Même la vie publique, sans la lenteur nécessaire, s'appauvrit. La ruse règne en maître, l'illusion de bons mots efficaces, amplifiée par les réseaux sociaux et les émissions de débat, masque souvent le vide des idées, des pensées et des actions tournées vers l'avenir et vers l'élévation. Tout repose sur l'émotion du moment, la capacité à générer un consensus éphémère : il suffit de voir la rapidité avec laquelle les pouvoirs politiques qui se sont succédé à la tête de l'Italie ces dernières années s'effondrent. Plus le monde se complexifie et plus il exige de la lenteur pour parvenir à des décisions efficaces (se mesurant à l'aune du mécanisme social physiologique selon lequel toute action entraîne une réaction égale et opposée), plus les classes dirigeantes, habituées à la vitesse de la révolution numérique, accélèrent la simplification, sachant qu'elles peuvent dire une chose aujourd'hui et son contraire demain, sans que personne n'ait à rendre la moindre compte de leurs actes et de leurs pensées.
La lenteur, dans la vie publique, est l'antidote aux tensions croissantes qui dégénèrent en conflits irréversibles ; c'est le sens des proportions, dont il ne reste plus la moindre trace chez la génération (déjà vieillissante) d'autocrates qui dominent le monde et l'ont soumis à nouveau aux lois de la force, elles aussi dictées par la vitesse de l'ère numérique. Or, rien n'est plus rapide que la pensée, parfois d'une précision extrême, même dans les moindres détails, développée par l'intelligence artificielle : hélas, elle manque d'âme et du temps nécessaire à son déploiement.

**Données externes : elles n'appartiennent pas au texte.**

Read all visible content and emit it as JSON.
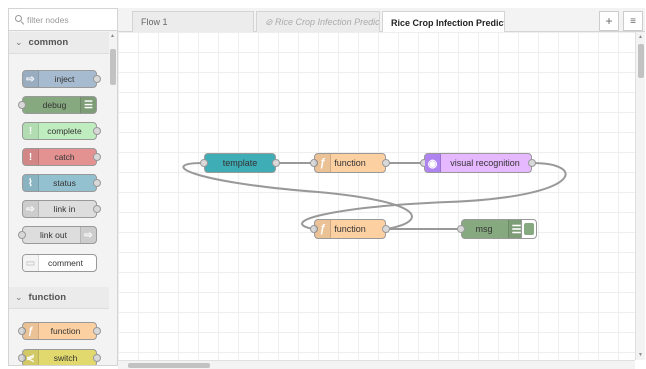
{
  "palette": {
    "filter_placeholder": "filter nodes",
    "categories": [
      {
        "label": "common",
        "chevron": "⌄"
      },
      {
        "label": "function",
        "chevron": "⌄"
      }
    ],
    "common_nodes": [
      {
        "label": "inject",
        "color": "#a6bbcf",
        "icon": "arrow-right-icon"
      },
      {
        "label": "debug",
        "color": "#87a980",
        "icon": "list-icon"
      },
      {
        "label": "complete",
        "color": "#c0edc0",
        "icon": "exclamation-icon"
      },
      {
        "label": "catch",
        "color": "#e49191",
        "icon": "exclamation-icon"
      },
      {
        "label": "status",
        "color": "#94c1d0",
        "icon": "pulse-icon"
      },
      {
        "label": "link in",
        "color": "#dddddd",
        "icon": "link-arrow-icon"
      },
      {
        "label": "link out",
        "color": "#dddddd",
        "icon": "link-arrow-icon"
      },
      {
        "label": "comment",
        "color": "#ffffff",
        "icon": "comment-icon"
      }
    ],
    "function_nodes": [
      {
        "label": "function",
        "color": "#fdd0a2",
        "icon": "function-icon"
      },
      {
        "label": "switch",
        "color": "#e2d96e",
        "icon": "switch-icon"
      }
    ]
  },
  "tabs": [
    {
      "label": "Flow 1",
      "state": "normal"
    },
    {
      "label": "⊘ Rice Crop Infection Predicti",
      "state": "disabled"
    },
    {
      "label": "Rice Crop Infection Predicti",
      "state": "active"
    }
  ],
  "tab_buttons": {
    "add": "+",
    "menu": "≡"
  },
  "flow": {
    "nodes": [
      {
        "id": "template",
        "label": "template",
        "color": "#3fadb5",
        "icon": "template-icon"
      },
      {
        "id": "function1",
        "label": "function",
        "color": "#fdd0a2",
        "icon": "function-icon"
      },
      {
        "id": "visual",
        "label": "visual recognition",
        "color": "#e6b8ff",
        "icon": "watson-icon"
      },
      {
        "id": "function2",
        "label": "function",
        "color": "#fdd0a2",
        "icon": "function-icon"
      },
      {
        "id": "debug",
        "label": "msg",
        "color": "#87a980",
        "icon": "list-icon"
      }
    ]
  }
}
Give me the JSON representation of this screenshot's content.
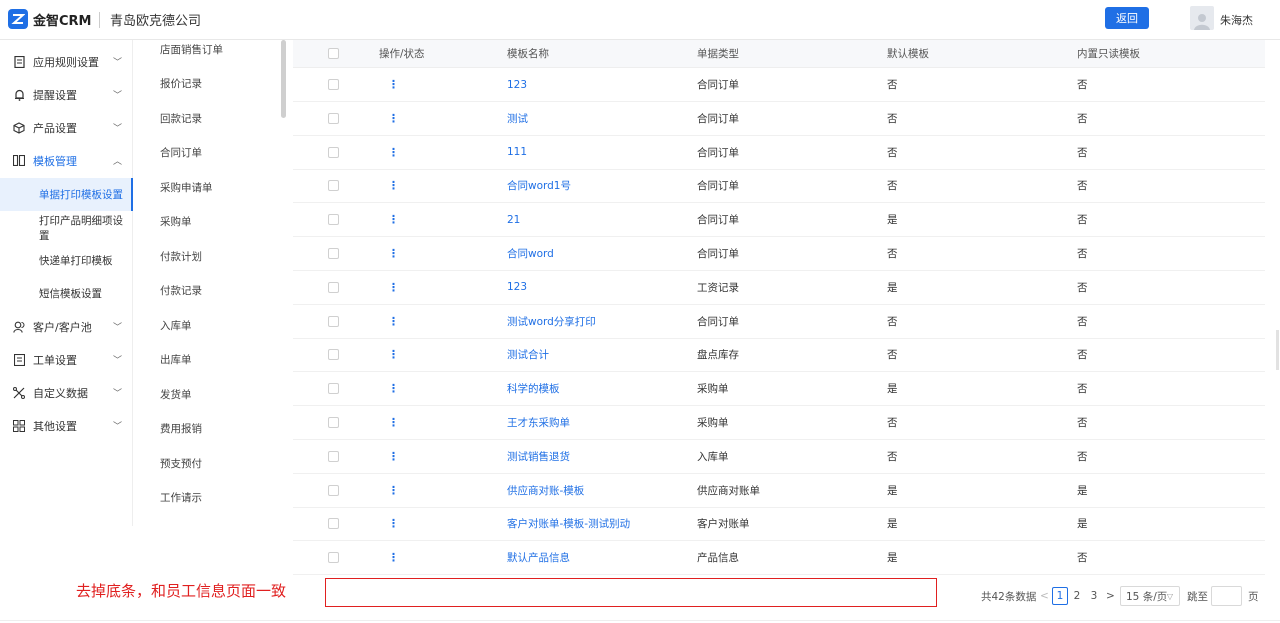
{
  "header": {
    "brand": "金智CRM",
    "company": "青岛欧克德公司",
    "back_label": "返回",
    "username": "朱海杰"
  },
  "sidebar": {
    "items": [
      {
        "label": "应用规则设置",
        "icon": "document-icon"
      },
      {
        "label": "提醒设置",
        "icon": "bell-icon"
      },
      {
        "label": "产品设置",
        "icon": "cube-icon"
      },
      {
        "label": "模板管理",
        "icon": "template-icon"
      },
      {
        "label": "客户/客户池",
        "icon": "customer-icon"
      },
      {
        "label": "工单设置",
        "icon": "ticket-icon"
      },
      {
        "label": "自定义数据",
        "icon": "custom-data-icon"
      },
      {
        "label": "其他设置",
        "icon": "grid-icon"
      }
    ],
    "sub_items": [
      {
        "label": "单据打印模板设置"
      },
      {
        "label": "打印产品明细项设置"
      },
      {
        "label": "快递单打印模板"
      },
      {
        "label": "短信模板设置"
      }
    ]
  },
  "midlist": {
    "items": [
      "店面销售订单",
      "报价记录",
      "回款记录",
      "合同订单",
      "采购申请单",
      "采购单",
      "付款计划",
      "付款记录",
      "入库单",
      "出库单",
      "发货单",
      "费用报销",
      "预支预付",
      "工作请示"
    ]
  },
  "table": {
    "headers": {
      "ops": "操作/状态",
      "name": "模板名称",
      "type": "单据类型",
      "default": "默认模板",
      "readonly": "内置只读模板"
    },
    "rows": [
      {
        "name": "123",
        "type": "合同订单",
        "default": "否",
        "readonly": "否"
      },
      {
        "name": "测试",
        "type": "合同订单",
        "default": "否",
        "readonly": "否"
      },
      {
        "name": "111",
        "type": "合同订单",
        "default": "否",
        "readonly": "否"
      },
      {
        "name": "合同word1号",
        "type": "合同订单",
        "default": "否",
        "readonly": "否"
      },
      {
        "name": "21",
        "type": "合同订单",
        "default": "是",
        "readonly": "否"
      },
      {
        "name": "合同word",
        "type": "合同订单",
        "default": "否",
        "readonly": "否"
      },
      {
        "name": "123",
        "type": "工资记录",
        "default": "是",
        "readonly": "否"
      },
      {
        "name": "测试word分享打印",
        "type": "合同订单",
        "default": "否",
        "readonly": "否"
      },
      {
        "name": "测试合计",
        "type": "盘点库存",
        "default": "否",
        "readonly": "否"
      },
      {
        "name": "科学的模板",
        "type": "采购单",
        "default": "是",
        "readonly": "否"
      },
      {
        "name": "王才东采购单",
        "type": "采购单",
        "default": "否",
        "readonly": "否"
      },
      {
        "name": "测试销售退货",
        "type": "入库单",
        "default": "否",
        "readonly": "否"
      },
      {
        "name": "供应商对账-模板",
        "type": "供应商对账单",
        "default": "是",
        "readonly": "是"
      },
      {
        "name": "客户对账单-模板-测试别动",
        "type": "客户对账单",
        "default": "是",
        "readonly": "是"
      },
      {
        "name": "默认产品信息",
        "type": "产品信息",
        "default": "是",
        "readonly": "否"
      }
    ]
  },
  "annotation": {
    "text": "去掉底条，和员工信息页面一致"
  },
  "pagination": {
    "total": "共42条数据",
    "prev": "<",
    "pages": [
      "1",
      "2",
      "3"
    ],
    "next": ">",
    "page_size": "15 条/页",
    "goto_label": "跳至",
    "page_suffix": "页"
  },
  "colors": {
    "accent": "#1f6fe5",
    "annotation": "#e02020"
  }
}
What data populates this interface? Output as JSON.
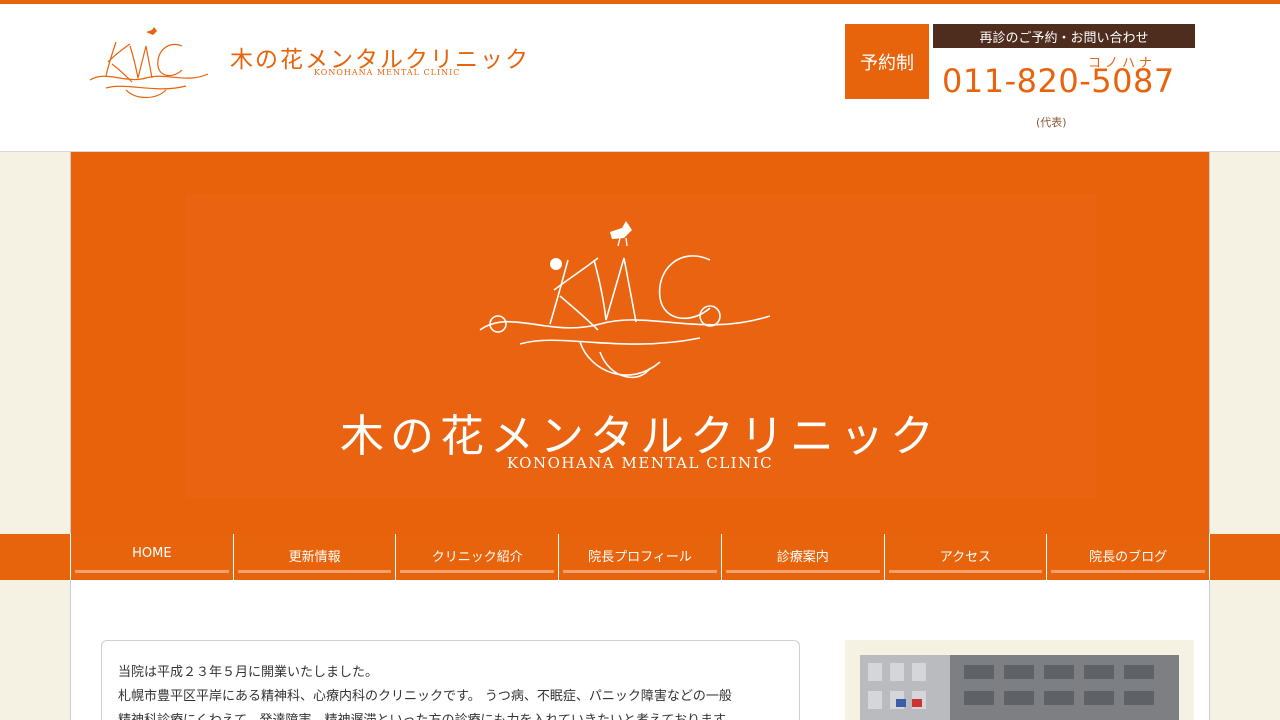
{
  "header": {
    "logo_name": "木の花メンタルクリニック",
    "logo_sub": "KONOHANA MENTAL CLINIC",
    "reservation_badge": "予約制",
    "contact_label": "再診のご予約・お問い合わせ",
    "phone_kana": "コノハナ",
    "phone": "011-820-5087",
    "phone_note": "(代表)"
  },
  "hero": {
    "title": "木の花メンタルクリニック",
    "subtitle": "KONOHANA MENTAL CLINIC",
    "monogram": "KMC"
  },
  "nav": {
    "items": [
      {
        "label": "HOME"
      },
      {
        "label": "更新情報"
      },
      {
        "label": "クリニック紹介"
      },
      {
        "label": "院長プロフィール"
      },
      {
        "label": "診療案内"
      },
      {
        "label": "アクセス"
      },
      {
        "label": "院長のブログ"
      }
    ]
  },
  "intro": {
    "line1": "当院は平成２３年５月に開業いたしました。",
    "line2": "札幌市豊平区平岸にある精神科、心療内科のクリニックです。 うつ病、不眠症、パニック障害などの一般",
    "line3": "精神科診療にくわえて、発達障害、精神遅滞といった方の診療にも力を入れていきたいと考えております。"
  },
  "colors": {
    "accent": "#e8640c",
    "dark_brown": "#4e2c1e",
    "background": "#f5f2e3"
  }
}
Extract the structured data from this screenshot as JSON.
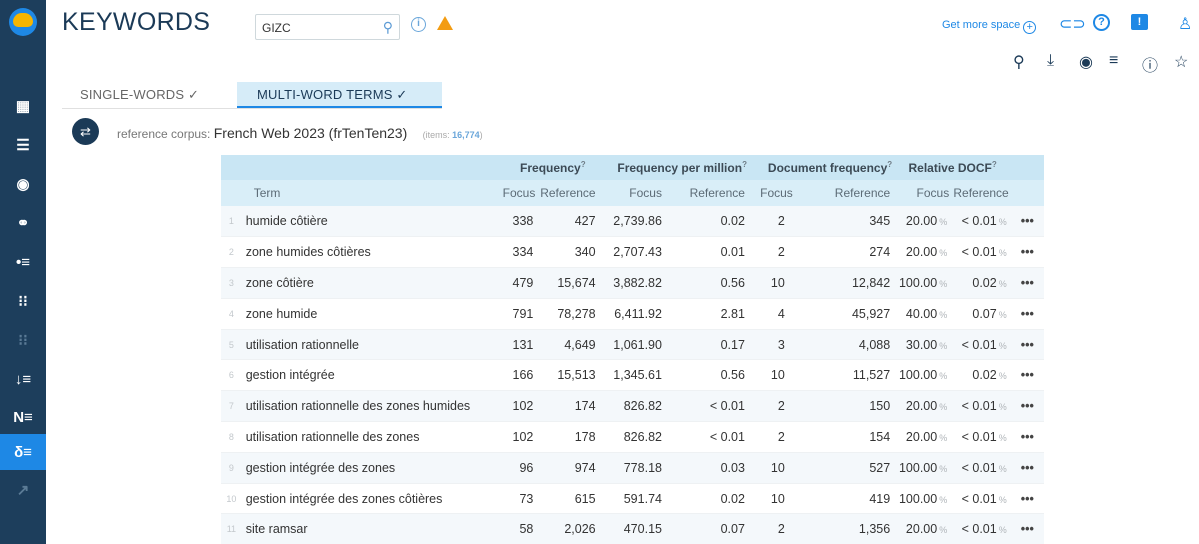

Citations célèbres sur la lenteur

 

  • « Il existe un lien étroit entre la lenteur et la mémoire, entre la vitesse et l'oubli. » Milan Kundera

La lenteur nous aide à nous souvenir, à nous plonger dans le plaisir du souvenir , du récit, de la reconstitution de fragments de notre vie, et bien plus encore. La rapidité, en revanche, induit l'oubli, la suppression et l'effacement. À l'image de la communication dominée par la technologie : un message efface instantanément le précédent. Et tout disparaît.

 

  • « Nous travaillons vite pour vivre lentement » Montserrat Caballe

Un bon résumé d'un équilibre possible, même à une époque où tout va très vite. Certes, le travail exige un rythme soutenu, mais c'est en dehors de nos engagements professionnels – et ce n'est pas négligeable – que nous devons savoir ralentir. Peut-être en nous accordant du temps pour nos passions et nos curiosités . Des plaisirs qui requièrent de la lenteur.

 

  • « L'ascension de pentes abruptes exige au départ un rythme lent. » William Shakespeare

Un rythme lent est également essentiel pour faire face aux aléas de la vie, à la soudaineté des événements. Bien sûr, il y a toujours un temps pour les décisions rapides. Mais elles doivent être mûrement réfléchies, sinon elles risquent d'être improvisées.

 

  • « Tout ce qui est délicieux mûrit lentement. » Arthur Schopenhauer

La beauté a besoin de son temps. Elle doit mûrir, comme l'enseignent les cycles de la nature. Et même l'amour, malgré son étincelle capable d'embraser la passion, n'est solide et durable que lorsqu'il mûrit lentement.